Wednesday, July 26, 2017

My quotes

Well we have been without internet again...9 days so far(finally got it back on, on day 9). It's been harder this time, which took me by surprise to be honest. It gives me too much time to think. Some of the thinking is good and some of it isn't lol.

It also gave me time to work on decorating my room more and by that I mean more quotes and more pictures of my nephews :).
I started putting up quotes on my walls long before we moved here. But it was just a few. My walls look like a patchwork quilt of quotes now LOL. Which probably tells you how my life has been gone lately :). It started off as positive quotes and now it's become quotes that mean something to me. A lot of these quotes I think most people would probably not want on their wall or understand why someone would want them on their wall. I guess that's me for ya lol. They are in sections for specific reasons. There in a specific order for a specific reason. It's kind of become an obsession lol. When I look at them it makes me feel good. When I look at them it feels like a small portion of my brain come to life.

I think one quote sums it all up though
"Life is amazing. And then it's awful. And then it's amazing. And in between the amazing and the awful it's ordinary and mundane and routine. Breathe in the amazing, hold on through the awful, and relax and exhale during the ordinary. That's just living heartbreaking, soul-healing, amazing, awful ordinary life. And it's breath takingly beautiful!"

That quote is in big hot pink letters right square in the middle of the quotes that are most important to me. It represents everything all the quotes mean to me. We want life to be nice and neat and easy. But that's not reality and it's not what's best for us. If we all got to sit and be happy and healthy and loved and our hearts whole and unbroken, we'd be awfully lazy, ignorant, and many other not nice things. The things that leave us awake at 4AM are the things that shape up and teach us. Heartbreak makes us more sympathetic. When people break our hearts it makes more grateful for the people in our lives we love and more grateful for the fact that things are good between us at that moment. But sometimes the people you love most and who love you most, are the ones that hurt you the worst and from that you learn forgiveness.

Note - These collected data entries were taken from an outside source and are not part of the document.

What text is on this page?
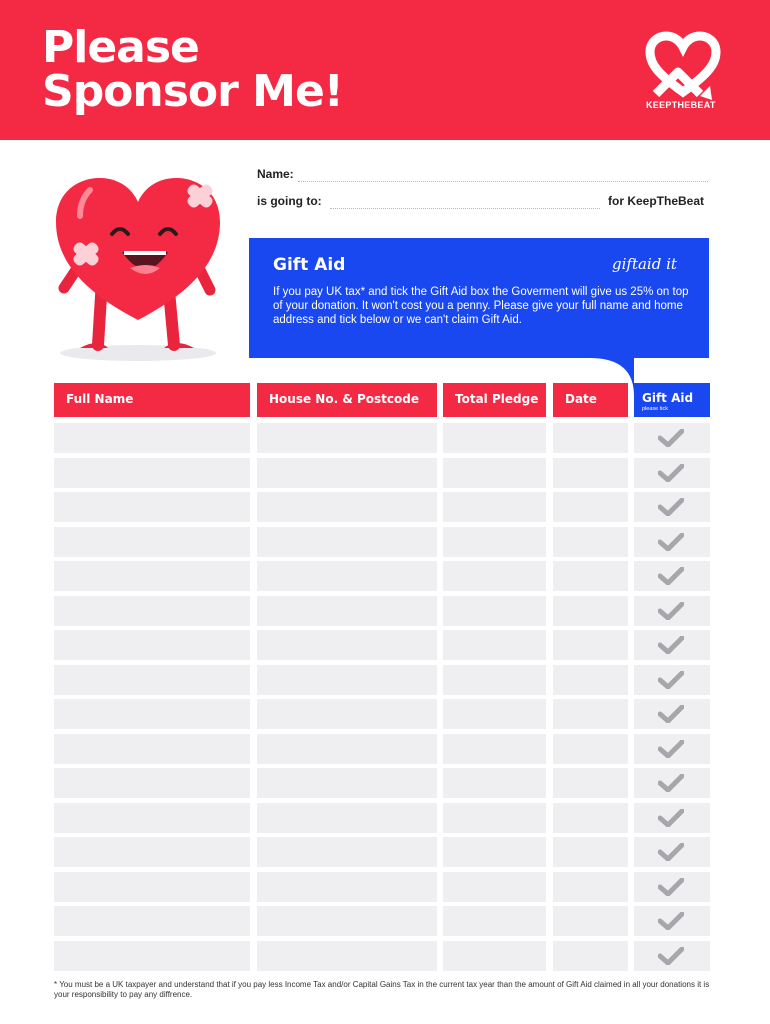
Please
Sponsor Me!	KEEPTHEBEAT
Name:
is going to:	for KeepTheBeat
Gift Aid	giftaid it
If you pay UK tax* and tick the Gift Aid box the Goverment will give us 25% on top of your donation. It won't cost you a penny. Please give your full name and home address and tick below or we can't claim Gift Aid.
Full Name	House No. & Postcode	Total Pledge	Date	Gift Aid
please tick
* You must be a UK taxpayer and understand that if you pay less Income Tax and/or Capital Gains Tax in the current tax year than the amount of Gift Aid claimed in all your donations it is your responsibility to pay any diffrence.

Most people who put quotes around them put just quotes people see as positive. But the quotes on my walls are a combination of both. There are positive quotes such as the one above but there are other quotes. They are quotes that represent hard things for me and lessons learned and lessons I'm still working on learning. The represent things I love and things that make me, me. They represent me and my life and my journey. They remind me how blessed I am and they remind me that no matter how bad things are to never ever forget that.

 They are good therapy. They are good therapy to write and hang up. They are good therapy to have where I can see them and read them whenever I want. They are good therapy to give me the feeling of having control over something when I feel like everything else is out of control. I get to decide what goes up there, what color it's written in, if it's in cursive or not, where it goes on the wall.  I'm the kind of person who wants to fix things and sometimes things can't be fixed with simple actions. Sometimes they take time. But this gives me something to do in the mean time. I see my quotes as like the marks on a wall people use to show how much their kids grow from year to year. I started off printing off quotes but that's not cheap when you're on a budget. So I started writing them on simple computer paper with permanent marker and I realized it was far more therapeutic if I wrote it. When I first started writing them I'd write them and rewrite them over and over trying to make them perfect. If I messed up I started over. But I realized that marking out the mess up and continuing on made me feel better for some reason.  Different quotes jump out at at different times and sometimes it's for completely different reasons than why I put them up there. Some quotes I can't even remember why I put them up there in the first place. I know it looks like an unorganized, ugly, chaotic mess to some people but it's mine and it means so much to me.

So if you have an empty wall and don't know what to put on it, make it your own. Put up pictures and quotes and things that make you feel good and make you feel blessed and make you think of good and bad times. But don't forget to include things that represent hard times and lessons learned because those are just as if not more important.  You won't regret it :).